Rattoo Round Tower approach Park near the gate on the lane south of the village, walk across the field. The ruined church beside the tower is later — fifteenth century — and worth ten minutes of its own. Bring a coat; the field is open.
1 km returndistance
20 mintime
Cashen estuary Drive west out of the village to where the Cashen widens into the bay. Mudflats, gulls, a slip where the salmon boats used to launch. Quiet. No path as such — wander the bank as the tide allows.
Variabledistance
1–2 hourstime
North Kerry Way (Banna to Ballyheigue) The waymarked North Kerry Way runs Tralee to Ballyheigue along the coast. Ballyduff isn't on the official route, but Ballyheigue is twenty minutes' drive west and a sensible base for the last day. Beach, low cliffs, Kerry Head.
Section of 48 km routedistance
Half daytime
06 / 08

When to go.

There is no bad time.

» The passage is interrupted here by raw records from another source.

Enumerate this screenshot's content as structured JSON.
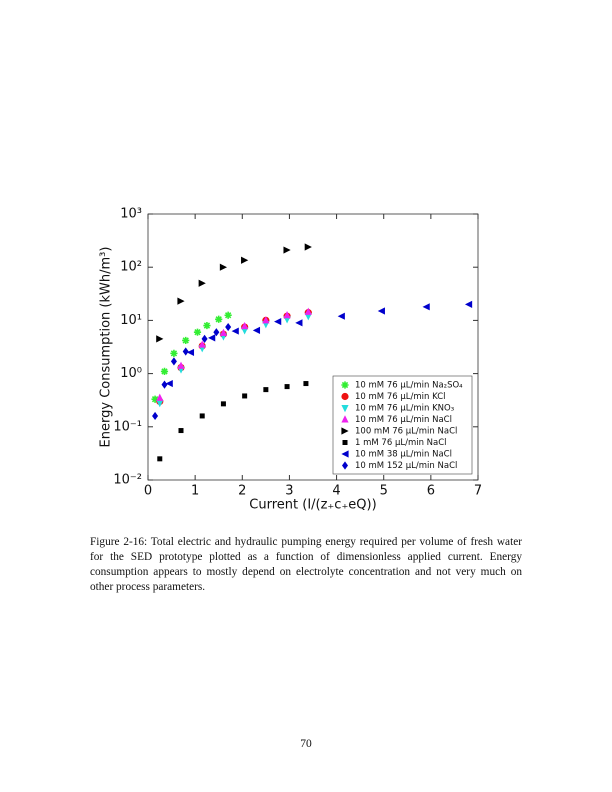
{
  "chart_data": {
    "type": "scatter",
    "xlabel": "Current (I/(z₊c₊eQ))",
    "ylabel": "Energy Consumption (kWh/m³)",
    "xlim": [
      0,
      7
    ],
    "xticks": [
      0,
      1,
      2,
      3,
      4,
      5,
      6,
      7
    ],
    "ylim": [
      0.01,
      1000
    ],
    "yscale": "log",
    "yticks": [
      {
        "value": 0.01,
        "label": "10⁻²"
      },
      {
        "value": 0.1,
        "label": "10⁻¹"
      },
      {
        "value": 1,
        "label": "10⁰"
      },
      {
        "value": 10,
        "label": "10¹"
      },
      {
        "value": 100,
        "label": "10²"
      },
      {
        "value": 1000,
        "label": "10³"
      }
    ],
    "legend": "lower right",
    "series": [
      {
        "name": "10 mM 76 μL/min Na₂SO₄",
        "color": "#33ee33",
        "marker": "asterisk",
        "x": [
          0.15,
          0.35,
          0.55,
          0.8,
          1.05,
          1.25,
          1.5,
          1.7
        ],
        "values": [
          0.33,
          1.1,
          2.4,
          4.2,
          6,
          8,
          10.5,
          12.5
        ]
      },
      {
        "name": "10 mM 76 μL/min KCl",
        "color": "#ee1111",
        "marker": "circle",
        "x": [
          0.25,
          0.7,
          1.15,
          1.6,
          2.05,
          2.5,
          2.95,
          3.4
        ],
        "values": [
          0.3,
          1.3,
          3.3,
          5.5,
          7.5,
          10,
          12,
          14
        ]
      },
      {
        "name": "10 mM 76 μL/min KNO₃",
        "color": "#22dddd",
        "marker": "triangle-down",
        "x": [
          0.25,
          0.7,
          1.15,
          1.6,
          2.05,
          2.5,
          2.95,
          3.4
        ],
        "values": [
          0.28,
          1.2,
          3,
          5,
          6.5,
          8.5,
          10.5,
          12
        ]
      },
      {
        "name": "10 mM 76 μL/min NaCl",
        "color": "#ee22ee",
        "marker": "triangle-up",
        "x": [
          0.25,
          0.7,
          1.15,
          1.6,
          2.05,
          2.5,
          2.95,
          3.4
        ],
        "values": [
          0.35,
          1.4,
          3.5,
          5.8,
          7.8,
          10,
          12.5,
          14.5
        ]
      },
      {
        "name": "100 mM 76 μL/min NaCl",
        "color": "#000000",
        "marker": "triangle-right",
        "x": [
          0.25,
          0.7,
          1.15,
          1.6,
          2.05,
          2.95,
          3.4
        ],
        "values": [
          4.5,
          23,
          50,
          100,
          135,
          210,
          240
        ]
      },
      {
        "name": "1 mM 76 μL/min NaCl",
        "color": "#000000",
        "marker": "square",
        "x": [
          0.25,
          0.7,
          1.15,
          1.6,
          2.05,
          2.5,
          2.95,
          3.35
        ],
        "values": [
          0.025,
          0.085,
          0.16,
          0.27,
          0.38,
          0.5,
          0.57,
          0.65
        ]
      },
      {
        "name": "10 mM 38 μL/min NaCl",
        "color": "#0000cc",
        "marker": "triangle-left",
        "x": [
          0.45,
          0.9,
          1.35,
          1.85,
          2.3,
          2.75,
          3.2,
          4.1,
          4.95,
          5.9,
          6.8
        ],
        "values": [
          0.65,
          2.5,
          4.7,
          6.3,
          6.5,
          9.5,
          9,
          12,
          15,
          18,
          20
        ]
      },
      {
        "name": "10 mM 152 μL/min NaCl",
        "color": "#0000cc",
        "marker": "diamond",
        "x": [
          0.15,
          0.35,
          0.55,
          0.8,
          1.2,
          1.45,
          1.7
        ],
        "values": [
          0.16,
          0.62,
          1.7,
          2.6,
          4.5,
          6,
          7.5
        ]
      }
    ]
  },
  "caption": "Figure 2-16: Total electric and hydraulic pumping energy required per volume of fresh water for the SED prototype plotted as a function of dimensionless applied current. Energy consumption appears to mostly depend on electrolyte concentration and not very much on other process parameters.",
  "page_number": "70"
}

There are different times.

Spring
Mar–May

The tower in early-spring light is the picture. Field is dry. Nothing is busy.

◉ Go
Summer
Jun–Aug

Long evenings, hurling championship season — go to a Ballyduff match if the fixtures align.

◉ Go
Autumn
Sep–Oct

The North Kerry hurling final is usually around now. Storms coming in off the Shannon estuary. Quiet pubs.

◉ Go
Winter
Nov–Feb

The village pubs keep going but the field around the tower turns to mud. Bring boots.

◐ Mind yourself
07 / 08

What to skip.

Honestly? Don't bother.

If a local was sitting beside you, this is the bit where they'd lean in.

×
Driving past on the R551 without stopping

The tower is signposted and a kilometre off the road. Ten minutes is plenty. There is genuinely nowhere else in Kerry like it.

×
Looking for the sheela-na-gig with the naked eye

She's six storeys up on the inside of the tower wall. You won't see her without binoculars or the replica in Tralee. Go to the North Kerry Museum if you want a proper look.

×
Coming for a 'foodie' weekend

It's a small village with a few pubs and a diner. The food story is in Listowel up the road. Eat there, sleep there, drive over for the tower and a pint.

+

Getting there.

By car

20 km north of Tralee on the R551 — half an hour. From Listowel it's 12 km west, also on the R551, twenty minutes. Ballybunion is 10 km north.

By bus

Limited Bus Éireann services between Tralee and Listowel pass through. Check timetables — the village isn't a hub.